Reviewing compensation plans. Directors should review compensation plans and work with management to consider whether changes are required, particularly with respect to equity arrangements, unforeseen employee cash needs, and mission-critical personnel. Given the significant erosion in stock prices, the board, together with its compensation consultant and senior management, should consider whether alternative arrangements are appropriate in the current circumstances.
 

Scrutinizing dividend and buyback policies. As part of its review, the board should work with management to evaluate the company’s current and future dividend and stock buyback policy as well as capital allocation and liquidity generally.
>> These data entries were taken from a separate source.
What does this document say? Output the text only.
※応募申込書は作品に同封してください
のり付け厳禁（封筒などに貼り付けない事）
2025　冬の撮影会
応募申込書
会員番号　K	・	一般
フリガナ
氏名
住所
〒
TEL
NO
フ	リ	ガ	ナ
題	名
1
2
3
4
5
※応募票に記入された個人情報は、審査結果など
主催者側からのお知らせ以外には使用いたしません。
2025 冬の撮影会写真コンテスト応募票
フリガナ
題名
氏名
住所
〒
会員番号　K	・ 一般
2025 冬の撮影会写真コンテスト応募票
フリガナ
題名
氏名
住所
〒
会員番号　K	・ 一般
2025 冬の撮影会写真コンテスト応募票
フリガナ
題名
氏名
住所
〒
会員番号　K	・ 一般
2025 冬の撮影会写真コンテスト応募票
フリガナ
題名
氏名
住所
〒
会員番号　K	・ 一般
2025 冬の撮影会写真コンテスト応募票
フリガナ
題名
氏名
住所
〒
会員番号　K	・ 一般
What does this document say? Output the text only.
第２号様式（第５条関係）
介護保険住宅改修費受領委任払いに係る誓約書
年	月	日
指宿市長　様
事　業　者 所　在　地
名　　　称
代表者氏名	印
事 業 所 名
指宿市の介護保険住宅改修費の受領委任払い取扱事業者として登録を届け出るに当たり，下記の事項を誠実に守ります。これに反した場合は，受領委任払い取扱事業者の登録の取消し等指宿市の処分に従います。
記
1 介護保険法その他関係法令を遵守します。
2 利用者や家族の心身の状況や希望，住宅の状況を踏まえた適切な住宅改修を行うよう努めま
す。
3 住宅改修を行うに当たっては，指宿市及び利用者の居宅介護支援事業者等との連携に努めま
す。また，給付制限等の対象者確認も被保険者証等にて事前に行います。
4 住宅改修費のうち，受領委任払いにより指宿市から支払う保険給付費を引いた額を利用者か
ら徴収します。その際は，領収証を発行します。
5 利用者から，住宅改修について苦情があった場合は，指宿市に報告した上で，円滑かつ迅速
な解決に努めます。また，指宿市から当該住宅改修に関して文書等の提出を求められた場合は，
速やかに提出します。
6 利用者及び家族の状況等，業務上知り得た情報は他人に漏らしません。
Hedge fund activists have for years advocated short term shareholder interest above all and demanded that firms use available capital for stock buybacks and special dividends – and in many cases borrow money to do so. Backed by proxy advisors ISS and Glass Lewis, these funds pressured companies to abandon programs of long-term investment in research, technology and people and to pare back “rainy day” cash reserves. The current crisis is an opportune time to adopt the sort of stakeholder-centric governance principles described by the International Business Council of the World Economic Forum in their 2016 publication, The New Paradigm: A Roadmap for an Implicit Corporate Governance Partnership Between Corporations and Investors to Achieve Sustainable Long-Term Investment and Growth. 
 

Increasing communication. Directors need to maintain frequent communication with senior management teams. Executive officers should be reassured and reminded that there is no higher priority at times such as this than the safety and well-being of a company’s employees, a company’s other stakeholders and the public at large.
 

Maintaining respect. In the midst of stressed and stressful conditions, directors and management must maintain an atmosphere of mutual respect in order to promote effective decision-making under conditions of great uncertainty.
 

David E. Shapiro is a partner in the Corporate Department at Wachtell, Lipton, Rosen & Katz.